What you want to do: you want to create your own vocabulary, map it’s terms to Standard concepts (preferred way), or create them as standard concepts (still possible) to create cohorts later. To build your own vocabulary, you need to populate

  • vocabulary: all the information on your custom vocabulary, done similar to other records, according to CDM specifications
  • concept: try to see everything as a concept in CDM as we do in object-oriented programming
    *concept_relationship: put your relationships from your concepts to standard using ‘Maps to’ relationship. Remember, if you can’t find a corresponding concept in Standard vocabulary and create your concept as standard, you still need to create ‘Maps to’ relationship from concept to itself.

2 bil something, the concept_id of concept you would create for your vocabulary ‘social_hx’

To illustrate what I’m talking about, try to check concepts of other vocabularies (ICD10CM is perfect example)

SELECT * FROM vocabulary WHERE vocabulary_id = 'ICD10CM';
SELECT * FROM concept WHERE concept_id = 44819098;

The book of OHDSI, Standardized Vocabularies chapter may be very helpful

(Tim Quinn) #5

I would like to add my own custom vocabulary to the OMOP vocabulary table.
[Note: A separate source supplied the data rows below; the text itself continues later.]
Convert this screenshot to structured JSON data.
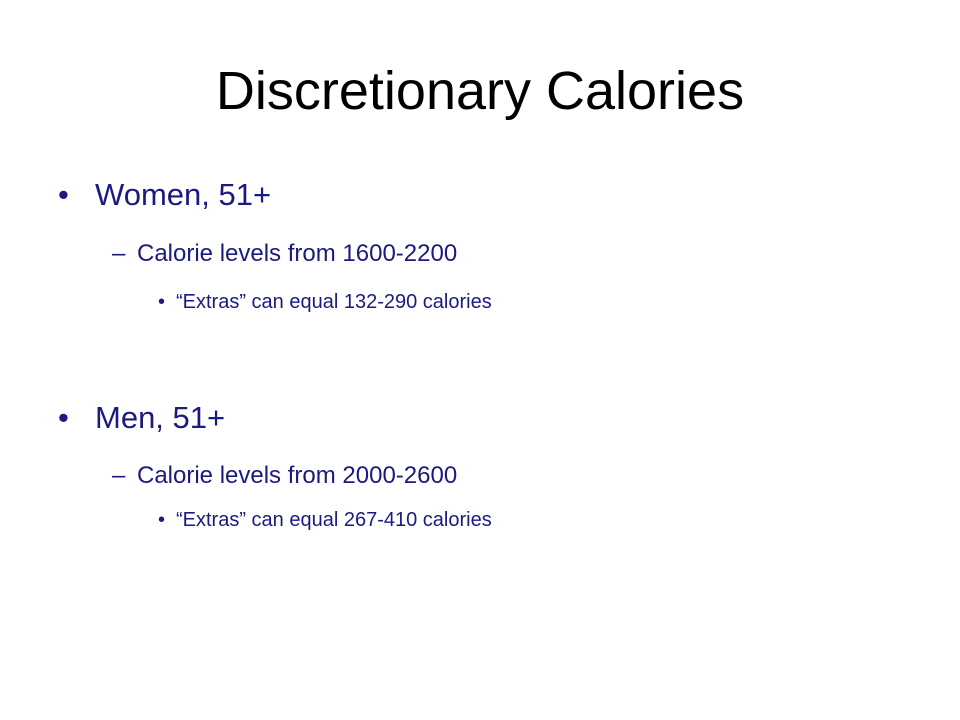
{
  "slide": {
    "title": "Discretionary Calories",
    "groups": [
      {
        "heading": "Women, 51+",
        "sub": "Calorie levels from 1600-2200",
        "detail": "“Extras” can equal 132-290 calories"
      },
      {
        "heading": "Men, 51+",
        "sub": "Calorie levels from 2000-2600",
        "detail": "“Extras” can equal 267-410 calories"
      }
    ],
    "markers": {
      "level1": "•",
      "level2": "–",
      "level3": "•"
    },
    "colors": {
      "title": "#000000",
      "body": "#1a1a80",
      "background": "#ffffff"
    }
  }
}
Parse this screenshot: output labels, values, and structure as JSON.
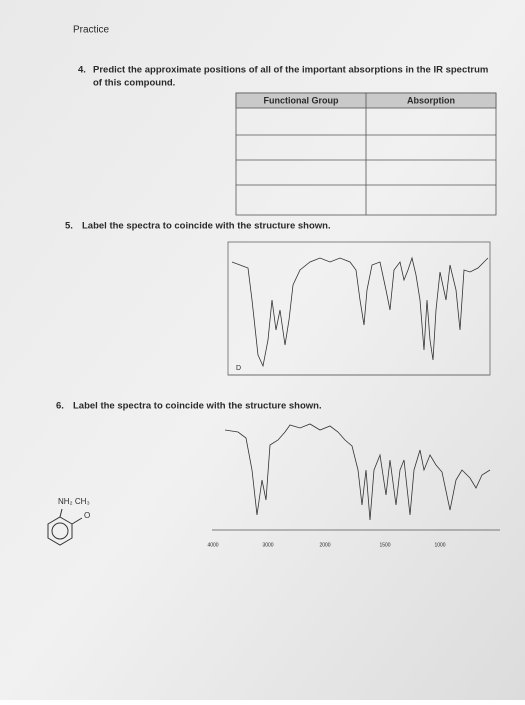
{
  "header": {
    "title": "Practice"
  },
  "questions": [
    {
      "number": "4.",
      "lines": [
        "Predict the approximate positions of all of the important absorptions in the IR spectrum",
        "of this compound."
      ]
    },
    {
      "number": "5.",
      "lines": [
        "Label the spectra to coincide with the structure shown."
      ]
    },
    {
      "number": "6.",
      "lines": [
        "Label the spectra to coincide with the structure shown."
      ]
    }
  ],
  "table": {
    "headers": [
      "Functional Group",
      "Absorption"
    ]
  },
  "spectrum_5": {
    "peak_label": "D"
  },
  "spectrum_6": {
    "axis_labels": [
      "4000",
      "3000",
      "2000",
      "1500",
      "1000"
    ]
  },
  "structure": {
    "substituents": "NH₂  CH₃",
    "oxygen": "O"
  }
}
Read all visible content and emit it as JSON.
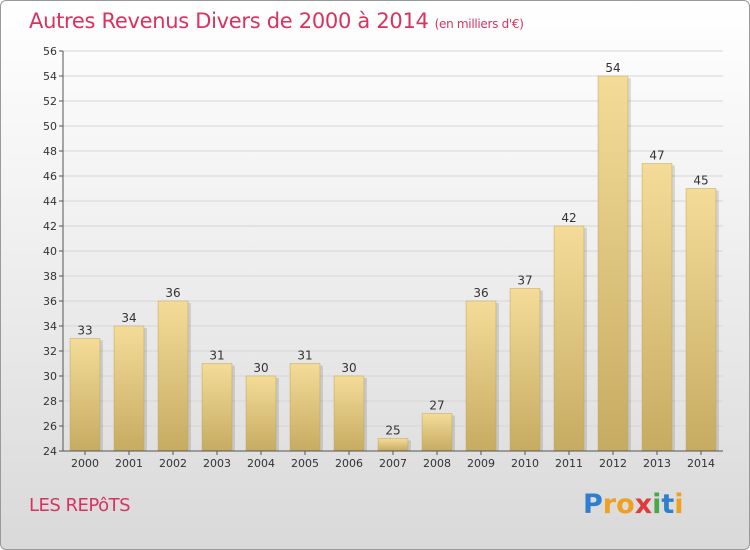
{
  "title": "Autres Revenus Divers de 2000 à 2014",
  "subtitle": "(en milliers d'€)",
  "commune": "LES REPôTS",
  "brand": {
    "letters": [
      "P",
      "r",
      "o",
      "x",
      "i",
      "t",
      "i"
    ],
    "colors": [
      "#2f7fd0",
      "#f0a020",
      "#f0a020",
      "#e03a3a",
      "#4aa84a",
      "#2f7fd0",
      "#f0a020"
    ]
  },
  "colors": {
    "title": "#d9325f",
    "bar_light": "#f4dc98",
    "bar_dark": "#c6ab62",
    "bar_shadow": "#a89458"
  },
  "chart_data": {
    "type": "bar",
    "categories": [
      "2000",
      "2001",
      "2002",
      "2003",
      "2004",
      "2005",
      "2006",
      "2007",
      "2008",
      "2009",
      "2010",
      "2011",
      "2012",
      "2013",
      "2014"
    ],
    "values": [
      33,
      34,
      36,
      31,
      30,
      31,
      30,
      25,
      27,
      36,
      37,
      42,
      54,
      47,
      45
    ],
    "ylim": [
      24,
      56
    ],
    "yticks": [
      24,
      26,
      28,
      30,
      32,
      34,
      36,
      38,
      40,
      42,
      44,
      46,
      48,
      50,
      52,
      54,
      56
    ],
    "grid": "horizontal",
    "title": "Autres Revenus Divers de 2000 à 2014",
    "subtitle": "(en milliers d'€)",
    "xlabel": "",
    "ylabel": ""
  }
}
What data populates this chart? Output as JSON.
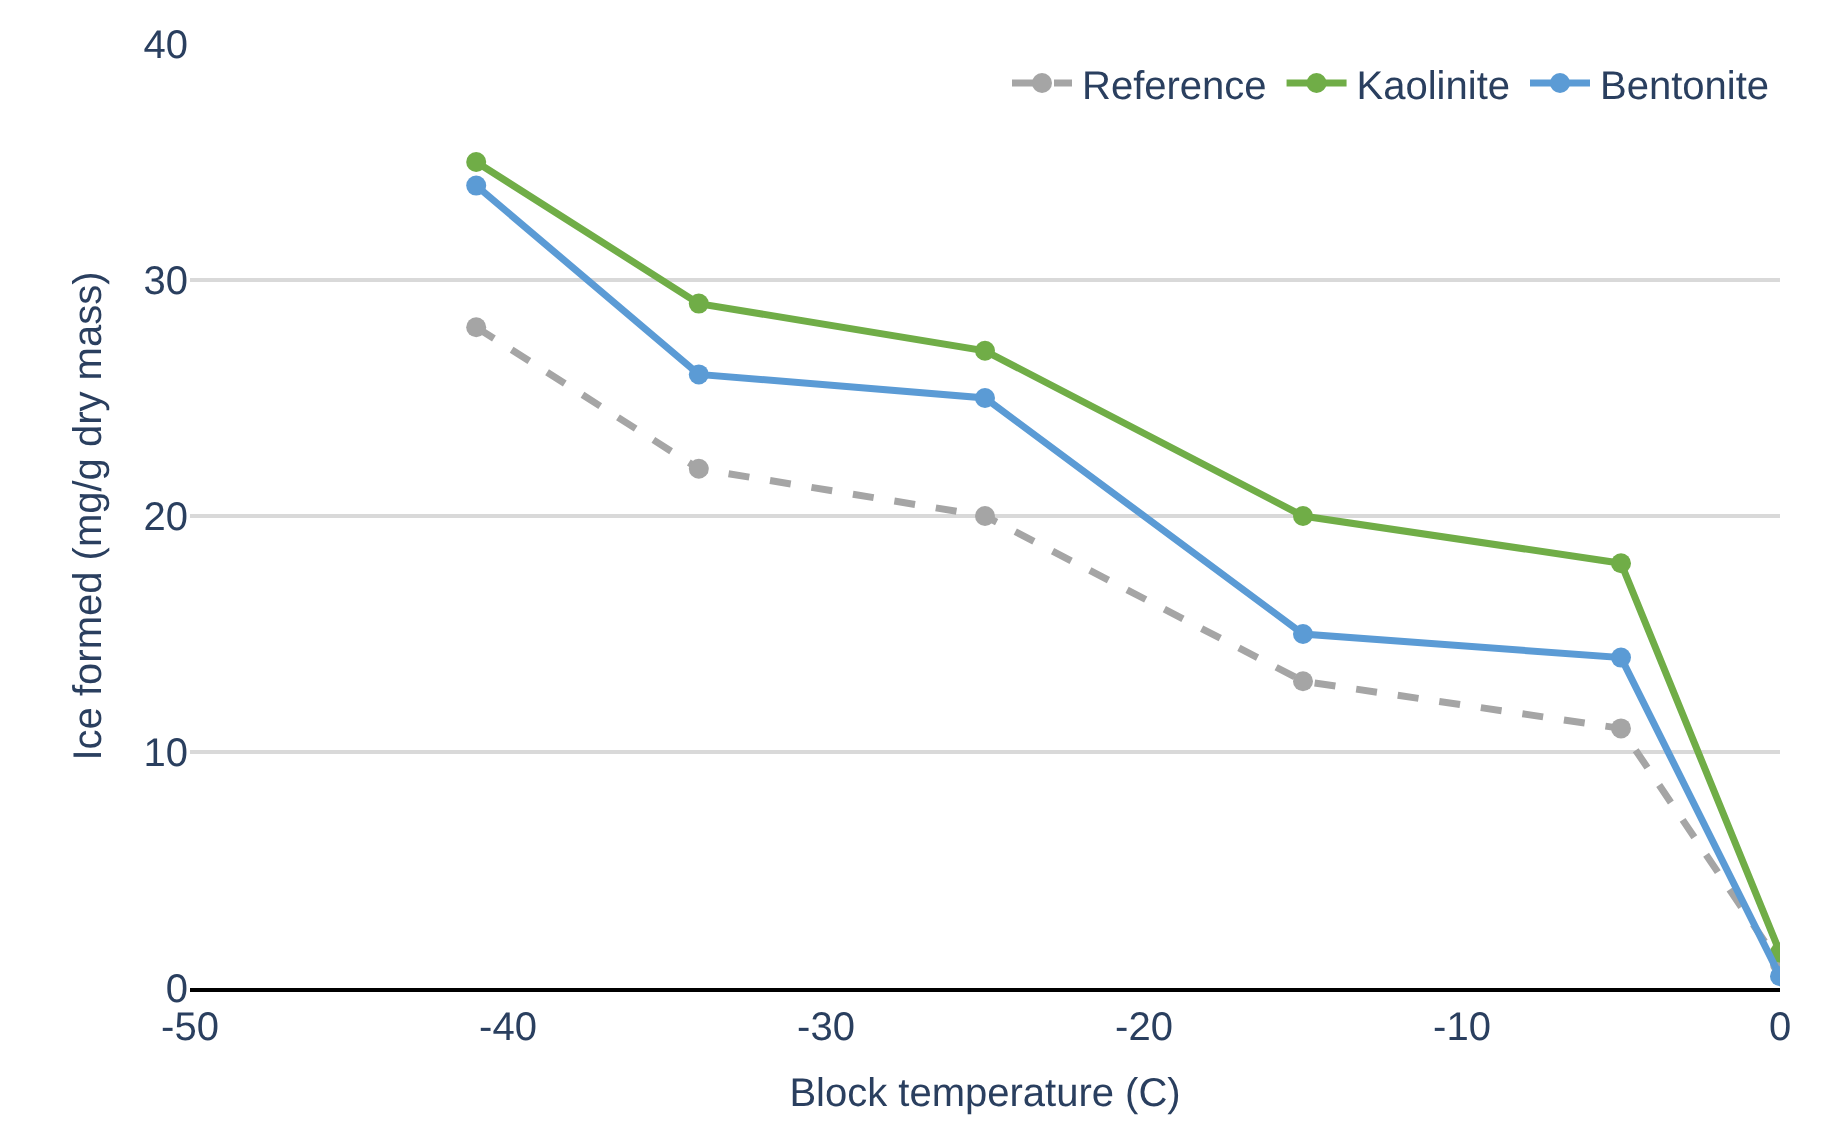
{
  "chart_data": {
    "type": "line",
    "xlabel": "Block temperature (C)",
    "ylabel": "Ice formed (mg/g dry mass)",
    "x": [
      -41,
      -34,
      -25,
      -15,
      -5,
      0
    ],
    "series": [
      {
        "name": "Reference",
        "color": "#a5a5a5",
        "line_style": "dashed",
        "values": [
          28,
          22,
          20,
          13,
          11,
          1
        ]
      },
      {
        "name": "Kaolinite",
        "color": "#70ad47",
        "values": [
          35,
          29,
          27,
          20,
          18,
          1.5
        ]
      },
      {
        "name": "Bentonite",
        "color": "#5b9bd5",
        "values": [
          34,
          26,
          25,
          15,
          14,
          0.5
        ]
      }
    ],
    "xlim": [
      -50,
      0
    ],
    "xticks": [
      -50,
      -40,
      -30,
      -20,
      -10,
      0
    ],
    "ylim": [
      0,
      40
    ],
    "yticks": [
      0,
      10,
      20,
      30,
      40
    ],
    "grid": "y",
    "legend": "top right",
    "marker": "circle",
    "line_style": "solid"
  }
}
Why would I want to do this? Because the column concept.vocabulary_id in the OMOP concept table is required to be not NULL, so I need one to load concepts from my custom vocabulary.

Okay, let’s add a new row to the OMOP vocabulary table. I give it a vocabulary_id = “social_hx” and a vocabulary_name = “Social History”. Hmm, vocabulary_reference is also required, so I put in a URL to our internal wiki documentation. The column vocabulary_version is not required, so I skip it.

Now I get to the column vocabulary_concept_id. What is this? Seems a bit confusing. Let’s check the OMOP data dictionary: “A Concept that represents the Vocabulary the VOCABULARY concept belongs to.” Still confusing.

Okay, let’s see how the smart people of OHDSI actually use this: SELECT * FROM vocabulary; Okay, I see 96 rows, all of which have a concept ID populated in the vocabulary_concept_id column.

Let’s look at the one for ICD10CM. It’s concept_id = 44819098. Another query: SELECT * FROM concept WHERE concept_id = 44819098;

Aha! Now I see that each row in the OMOP vocabulary table also has a corresponding row in the OMOP concept table. The keepers of ATHENA have defined a “vocabulary catalog” of sorts, where the list of vocabularies is itself a vocabulary. This is the source of the confusion, because a “vocabulary of vocabularies” is hard to wrap your brain around.

Okay, so I want to add my custom vocabulary to the ATHENA vocabulary catalog. Can I simply add my custom vocabulary as a new concept in this “Vocabulary” vocabulary (which is in the “Metadata” domain)?

Or should I create a new catalog for my list of custom vocabularies called “Custom Vocabularies”?

(Oleg Zhuk) #6

Yes, you can do it and keep all your vocabulary together.